Tuesday, October 29, 2013

The factotum's angry perspective.


     During the height of the great recession, the only job I could find was at a car wash in a very affluent area. The car wash also included a chevron station. There were days I had to literally pump gas for the uber wealthy. I would curse the mornings and clock out with visions of severe punishment for the customers who had been unreasonable and or abusive.

    Not all of my customers were terrible and wealthy. Many were working class, stuck in the rat race with the Joneses.  On occasion stressed home owners would mention their home being under water. Some would come in to get their car detailed so they could re-sell it and get out from under a loan they could no longer afford. I sometimes felt a kinship with this kind of customer, however I was just the dude at the car wash in their eyes.

    Some customers would come in an curse the Mexicans for taking all the jobs, and abusing our social safety net... This was upsetting and absurd to me, most of the men I supervised were from Mexico, Guatemala, and other parts of Central America. I needed to bite my tongue in order to keep my shitty and hated job. A especially bigoted couple came in often. One day this couple began to boast about how they were moving to Nevada. "We're moving to a state that doesn't waste its money on illegal Mexicans." The lady said as she ordered up a car wash. I wondered if she was blind, I was literally the only "gabacho" employed at this car wash.

     The anecdote above didn't surprise me.

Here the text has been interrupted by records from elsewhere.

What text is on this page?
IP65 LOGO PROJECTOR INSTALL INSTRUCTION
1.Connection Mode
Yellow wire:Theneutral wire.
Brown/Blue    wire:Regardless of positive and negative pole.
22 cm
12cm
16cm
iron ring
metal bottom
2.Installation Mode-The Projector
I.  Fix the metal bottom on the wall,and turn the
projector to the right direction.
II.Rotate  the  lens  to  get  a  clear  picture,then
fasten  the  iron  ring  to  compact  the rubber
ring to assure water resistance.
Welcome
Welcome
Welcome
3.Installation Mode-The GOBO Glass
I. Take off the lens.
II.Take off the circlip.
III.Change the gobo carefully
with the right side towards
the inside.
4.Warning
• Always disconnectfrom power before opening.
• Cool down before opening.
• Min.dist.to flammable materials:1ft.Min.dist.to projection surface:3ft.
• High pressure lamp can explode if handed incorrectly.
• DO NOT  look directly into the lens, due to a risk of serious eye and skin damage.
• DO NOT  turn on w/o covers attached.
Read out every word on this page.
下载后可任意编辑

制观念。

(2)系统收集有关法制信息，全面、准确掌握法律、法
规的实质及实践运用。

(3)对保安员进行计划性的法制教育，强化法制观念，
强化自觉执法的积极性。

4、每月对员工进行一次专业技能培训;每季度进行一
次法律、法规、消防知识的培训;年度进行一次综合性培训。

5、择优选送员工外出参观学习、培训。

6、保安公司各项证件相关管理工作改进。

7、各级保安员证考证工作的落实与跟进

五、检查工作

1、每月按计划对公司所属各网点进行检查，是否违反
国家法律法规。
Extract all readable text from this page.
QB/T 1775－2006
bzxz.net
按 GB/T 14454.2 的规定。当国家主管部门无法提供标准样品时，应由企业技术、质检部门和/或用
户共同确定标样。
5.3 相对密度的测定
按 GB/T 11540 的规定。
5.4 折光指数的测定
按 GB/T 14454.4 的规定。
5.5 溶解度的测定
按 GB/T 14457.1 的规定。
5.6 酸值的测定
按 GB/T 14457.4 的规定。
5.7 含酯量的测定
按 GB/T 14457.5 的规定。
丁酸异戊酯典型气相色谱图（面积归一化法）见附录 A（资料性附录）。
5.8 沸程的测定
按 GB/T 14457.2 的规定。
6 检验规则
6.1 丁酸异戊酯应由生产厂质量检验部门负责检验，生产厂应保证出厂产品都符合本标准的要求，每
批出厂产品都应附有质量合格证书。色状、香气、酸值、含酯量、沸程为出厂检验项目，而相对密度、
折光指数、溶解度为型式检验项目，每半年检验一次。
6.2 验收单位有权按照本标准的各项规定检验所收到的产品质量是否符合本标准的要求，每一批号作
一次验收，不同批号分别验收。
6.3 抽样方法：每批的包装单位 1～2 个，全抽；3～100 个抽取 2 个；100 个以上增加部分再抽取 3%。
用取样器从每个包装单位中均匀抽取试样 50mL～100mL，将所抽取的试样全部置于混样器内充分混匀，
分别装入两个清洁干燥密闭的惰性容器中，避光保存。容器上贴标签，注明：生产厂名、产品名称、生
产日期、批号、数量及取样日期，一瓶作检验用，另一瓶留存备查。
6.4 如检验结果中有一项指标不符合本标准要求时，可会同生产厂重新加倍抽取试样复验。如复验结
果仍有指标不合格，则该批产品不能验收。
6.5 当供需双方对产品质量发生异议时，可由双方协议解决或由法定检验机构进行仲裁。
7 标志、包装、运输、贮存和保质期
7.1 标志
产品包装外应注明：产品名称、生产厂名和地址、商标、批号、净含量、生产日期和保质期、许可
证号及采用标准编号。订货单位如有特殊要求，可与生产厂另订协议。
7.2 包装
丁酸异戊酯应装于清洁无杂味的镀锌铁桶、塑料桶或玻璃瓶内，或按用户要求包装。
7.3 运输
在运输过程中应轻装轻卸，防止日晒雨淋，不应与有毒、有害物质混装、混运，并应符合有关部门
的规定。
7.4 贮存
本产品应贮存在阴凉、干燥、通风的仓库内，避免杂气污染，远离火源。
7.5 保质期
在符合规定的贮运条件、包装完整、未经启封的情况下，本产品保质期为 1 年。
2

The community this took part is the conservative metropole of an otherwise liberal state. The customer that left me absolutely dumb founded was an amiable man. This man asked me to pump his gas for him. He told me about how he was very happy with the Chevron stock he purchased some years back, it only provided him gains. If you look up the history of Chevron's stock price over the last five years, it has only gone up.

     Gas prices have gone up and down; as of today they are near record highs. The point is, our loss was this man's (and every other shareholder of oil companies) gain. It doesn't take a PhD to understand the basics of supply and demand. If we consume less fuel, less of the products that need fuel to be manufactured, farmed and delivered, we are stilled locked in to a lose, lose situation. Under the current frame of our economic means of production, if we consume less, there is less demand. If there is less demand, there is less need for labour hours.

     Of course if we consume less fuel and fuel related products less green house gases are emitted and Mother Earth gets a slightly fresher breath of air. Again I am at a dead lock. Stuck in the middle between what's best for the economy and the environment. The fact that we arrive at this impasse shows that our systems and structures, are outdated, arcane and in the end benefit nobody.

    The blatant absurdity, in all of this is a refusal to move forward. I have since moved on from this job. That business wasted water to clean mostly inefficient big block SUVs. That business tried to scam poor immigrants out of wages with the promise of job loss. That job made one man rich at the expense of 63 hourly employees.

     That terrible job, I watched hard working immigrants get verbally abused and shat on, I could do nothing but contribute to the flood gates of climate change, economic polarity and to the system I have grown to hate. This is not some kind of metaphor. It is a common place occurrence. How may of us really get to work jobs that add to the social good more than the bottom line of a harmful enterprise? I wish I knew that number was growing and we were on the path to a new consciousness. A consciousness of seven generations, not a addiction to short term profit. We can see more than ever that the machine has control of us. We do not control the machine and haven't for sometime.

    Turn off, tune in and let's begin to dismantle it all.